In low-key meeting, PBC school board endorses raise for Avossa


Palm Beach County School Board members took advantage of a low-profile retreat to come to agreement about one of their most contentious issues this year – a raise for Schools Superintendent Robert Avossa.

Without taking a formal vote, six of the seven board members tentatively agreed Wednesday that they support automatic annual raises for Avossa in line with those that other school district administrators receive, so long as Avossa continues to receive high marks on his performance. Board member Barbara McQuinn did not attend.

Board members directed Chairman Chuck Shaw to draft a formal proposal for a raise and a rolling five-year contract for them to consider on Feb. 22.

If the raise takes effect this year, it could mean a roughly $10,000 increase, bringing Avossa’s base pay to $334,750. It’s the same sum that raised many teachers’ hackles in November.

After Avossa received high marks on his job evaluation, a pay increase for him was first proposed in November. But the board punted twice after concerns about a lack of transparency around the proposal and criticism from teachers who objected to the size of the raise.

The hike proposed at the time would have meant a 3 percent increase, the same average raise that teachers and other school district employees received this year. Former Superintendent Wayne Gent had a similar provision in his contract granting him raises when other school district employees received them.

But as the school district’s highest-paid employee, Avossa’s raise– $9,750 – would have amounted to more than five times the raises that teachers received, which maxed out at $1,715. The proposal would have raised his total base pay to $334,750.

Avossa, whose current base salary is $325,000, ranks as the fourth-highest-paid superintendent among the nation’s largest school districts, according to a school district study.

The board decided in December to postpone a discussion of Avossa’s raise until a public meeting on Feb. 1. Instead, the discussion emerged Wednesday at an informal board retreat, one that was also public but wasn’t televised and for which no agenda was posted ahead of time.

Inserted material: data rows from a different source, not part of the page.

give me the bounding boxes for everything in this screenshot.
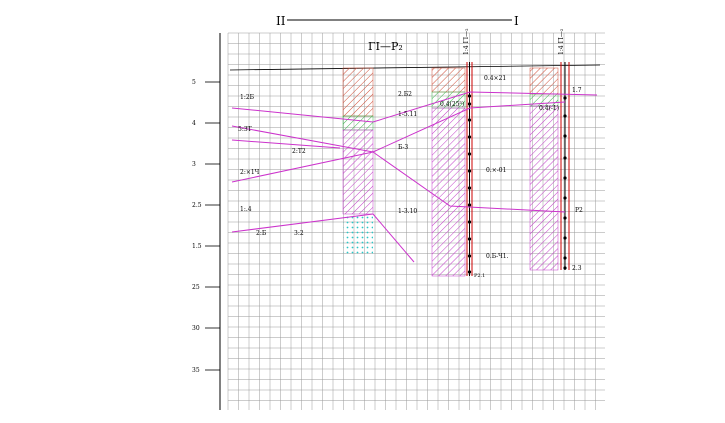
- sample-marker: [467, 102, 472, 106]
- depth-tick-label: 35: [192, 367, 200, 374]
- sample-marker: [467, 203, 472, 207]
- layer-label-left-5: 2:Б: [256, 230, 267, 237]
- well-1-bottom-label: Р2.1: [474, 273, 485, 279]
- well-2-side-label: 0.4(-1): [539, 105, 559, 112]
- sample-marker: [563, 196, 567, 200]
- sample-marker: [563, 134, 567, 138]
- layer-label-center-3: Б-3: [398, 144, 408, 151]
- column-center-red-hatch: [342, 67, 374, 117]
- well-1-low-label: 0.Б-Ч1.: [486, 253, 509, 260]
- layer-line-6: [372, 213, 415, 263]
- well-1-red-hatch: [431, 67, 466, 93]
- well-2-header: 1:4 ГI—₂: [558, 28, 565, 55]
- layer-label-center-2: 1-5.11: [398, 111, 417, 118]
- sample-marker: [563, 156, 567, 160]
- depth-tick-label: 5: [192, 79, 196, 86]
- depth-axis-ticks: [205, 81, 220, 371]
- depth-tick-label: 25: [192, 284, 200, 291]
- column-center: [342, 67, 374, 254]
- depth-tick-label: 30: [192, 325, 200, 332]
- column-center-green-hatch: [342, 115, 374, 131]
- depth-tick-label: 1.5: [192, 243, 202, 250]
- well-2-top-label: 1.7: [572, 87, 582, 94]
- depth-axis-labels: 5 4 3 2.5 1.5 25 30 35: [192, 79, 202, 374]
- well-1-top-label: 0.4×21: [484, 75, 506, 82]
- section-right-mark: I: [514, 14, 519, 28]
- ground-surface-line: [229, 64, 601, 71]
- sample-marker: [563, 236, 567, 240]
- layer-line-1: [231, 91, 598, 123]
- well-1-mid-label: 0.×-01: [486, 167, 506, 174]
- sample-marker: [467, 169, 472, 173]
- sample-marker: [467, 186, 472, 190]
- sample-marker: [467, 118, 472, 122]
- layer-line-2: [231, 101, 566, 153]
- depth-tick-label: 3: [192, 161, 196, 168]
- well-2-bottom-label: 2.3: [572, 265, 582, 272]
- sample-marker: [467, 135, 472, 139]
- sample-marker: [563, 96, 567, 100]
- well-2-magenta-hatch: [529, 105, 559, 271]
- sample-marker: [467, 237, 472, 241]
- layer-line-7: [231, 139, 341, 149]
- well-2-red-hatch: [529, 67, 559, 95]
- sample-marker: [563, 176, 567, 180]
- layer-label-center-1: 2.Б2: [398, 91, 412, 98]
- layer-label-lower-1: 2:Т2: [292, 148, 306, 155]
- well-1-side-label: 0.4(25³): [440, 101, 464, 108]
- layer-label-left-4: 1:.4: [240, 206, 252, 213]
- well-1-header: 1:4 ΓΙ—₂: [463, 28, 470, 55]
- sample-marker: [467, 152, 472, 156]
- layer-label-center-4: 1-3.10: [398, 208, 417, 215]
- well-2-right-label: Р2: [575, 207, 583, 214]
- sample-marker: [563, 266, 567, 270]
- sample-marker: [467, 270, 472, 274]
- well-sample-markers: [467, 94, 567, 274]
- layer-label-left-3: 2:×1Ч: [240, 169, 260, 176]
- layer-line-4: [231, 213, 374, 233]
- layer-line-3: [231, 151, 374, 183]
- sample-marker: [563, 256, 567, 260]
- column-center-cyan-dots: [343, 214, 373, 254]
- depth-tick-label: 2.5: [192, 202, 202, 209]
- sample-marker: [467, 94, 472, 98]
- sample-marker: [563, 114, 567, 118]
- sample-marker: [467, 220, 472, 224]
- profile-title: ΓΙ—P₂: [368, 40, 403, 53]
- layer-label-left-2: 5:3Т: [238, 126, 252, 133]
- section-left-mark: II: [276, 14, 286, 28]
- column-center-magenta-hatch: [342, 129, 374, 215]
- well-1-magenta-hatch: [431, 107, 466, 277]
- layer-labels: 1:2Б 5:3Т 2:×1Ч 1:.4 2:Б 2.Б2 1-5.11 Б-3…: [238, 91, 417, 237]
- well-1-column: [431, 62, 473, 277]
- layer-label-left-1: 1:2Б: [240, 94, 255, 101]
- layer-lines: [231, 91, 598, 263]
- layer-line-5: [372, 151, 566, 213]
- depth-tick-label: 4: [192, 120, 196, 127]
- sample-marker: [563, 216, 567, 220]
- sample-marker: [467, 254, 472, 258]
- layer-label-lower-2: 3:2: [294, 230, 304, 237]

Typically, board retreats — which are held away from the school district headquarters — are occasions for informal, free-wheeling discussions of organizational matters, not substantive policy debates.

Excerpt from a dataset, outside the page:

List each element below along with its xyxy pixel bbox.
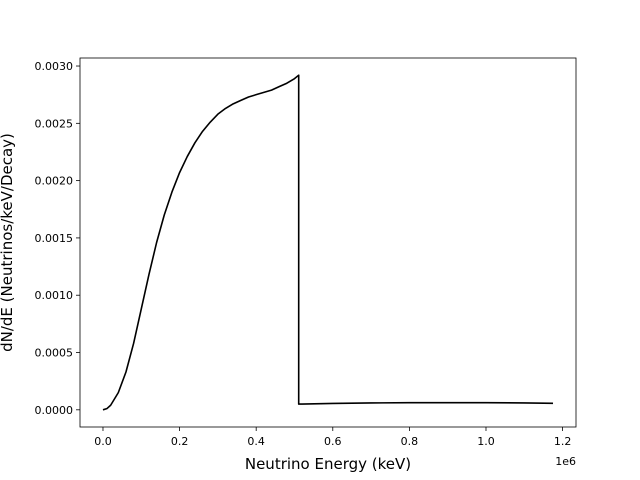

On its website, the school board provided no agenda for the meeting, only a general description of the event as one in which the superintendent and board members would “participate in a facilitated Retreat/Workshop.”

Only at the retreat itself — in a meeting room at Palm Beach State College’s Lake Worth campus — did the school board make available copies of a detailed meeting agenda, one that included a planned discussion labeled “Superintendent’s Contract.”

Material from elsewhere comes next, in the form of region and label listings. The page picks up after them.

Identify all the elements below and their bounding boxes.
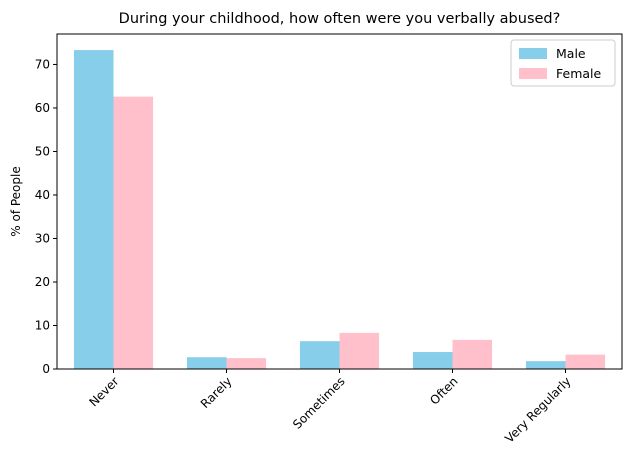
x-tick-label: Very Regularly bbox=[502, 374, 573, 445]
legend-label-male: Male bbox=[556, 46, 586, 61]
y-axis-label: % of People bbox=[9, 166, 23, 236]
y-tick-label: 10 bbox=[35, 318, 50, 332]
bar-female-very-regularly bbox=[565, 354, 606, 369]
y-tick-label: 20 bbox=[35, 275, 50, 289]
bar-female-rarely bbox=[226, 358, 267, 369]
bars-layer bbox=[73, 50, 606, 369]
legend-swatch-female bbox=[519, 68, 547, 79]
chart-title: During your childhood, how often were yo… bbox=[119, 11, 561, 27]
y-tick-label: 0 bbox=[42, 362, 50, 376]
y-tick-label: 50 bbox=[35, 144, 50, 158]
bar-male-rarely bbox=[186, 357, 227, 369]
legend-swatch-male bbox=[519, 48, 547, 59]
bar-female-often bbox=[452, 339, 493, 369]
x-tick-label: Never bbox=[86, 374, 121, 409]
y-tick-label: 70 bbox=[35, 57, 50, 71]
bar-male-often bbox=[412, 352, 453, 369]
y-tick-label: 40 bbox=[35, 188, 50, 202]
y-axis: 0 10 20 30 40 50 60 70 bbox=[35, 57, 57, 376]
bar-male-sometimes bbox=[299, 341, 340, 369]
x-axis: Never Rarely Sometimes Often Very Regularly bbox=[86, 369, 574, 446]
legend: Male Female bbox=[510, 39, 616, 87]
bar-male-very-regularly bbox=[525, 361, 566, 369]
y-tick-label: 30 bbox=[35, 231, 50, 245]
x-tick-label: Rarely bbox=[198, 374, 235, 411]
x-tick-label: Sometimes bbox=[290, 374, 348, 432]
bar-female-never bbox=[113, 96, 154, 369]
legend-label-female: Female bbox=[556, 66, 602, 81]
plot-frame bbox=[56, 33, 623, 370]
x-tick-label: Often bbox=[427, 374, 460, 407]
y-tick-label: 60 bbox=[35, 101, 50, 115]
bar-male-never bbox=[73, 50, 114, 369]
bar-female-sometimes bbox=[339, 332, 380, 369]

Board members disagreed somewhat about whether Avossa’s raises should be tied to specific statistics, such as student test scores or graduation rates.

Board member Erica Whitfield said imposing performance goals in order for Avossa to receive raises could create pressures that “flow down” to teachers and students, adding stress to classrooms across the county.

“It’s not the kind of district that I’m really going for,” Whitfield said. “I don’t think we should tie it so directly to the academic achievement.”

Board members Marcia Andrews and Debra Robinson disagreed, calling for requiring the district to meet specific goals in order for Avossa to receive raises.

“I cannot live with automatic,” Robinson said. “I cannot live with automatic.”

Avossa countered, however, that the raises would not be automatic if they are predicated on his receiving high marks on his annual job evaluations.

Shaw, who will draft the proposal, said afterward that he expected to tie the raises to Avossa’s evaluations.

In December, Avossa told board members that he preferred to forgo a raise this year, saying the debate had become a distraction. On Wednesday, though, he told board members he does want a raise, along with a rolling five-year contract.

He pointed out that Gent and previous superintendents had similar provisions, assuring them the possibility of pay raises each year without high-profile school board votes.

After the meeting, he said that he hoped the issue can be resolved quickly.

“I certainly don’t want it to be a distraction,” he said. “We have so many other things to focus on.”

Shaw said that he would work with the school board’s attorneys on a formal proposal for the board to approve on Feb. 22. He said amending Avossa’s contract would be an important move after years of turnover at the district’s highest levels.

“We have stability in the district and we have leadership,” he said.

Even with a contract that automatically renews, Avossa still could be terminated with agreement from at least five board members.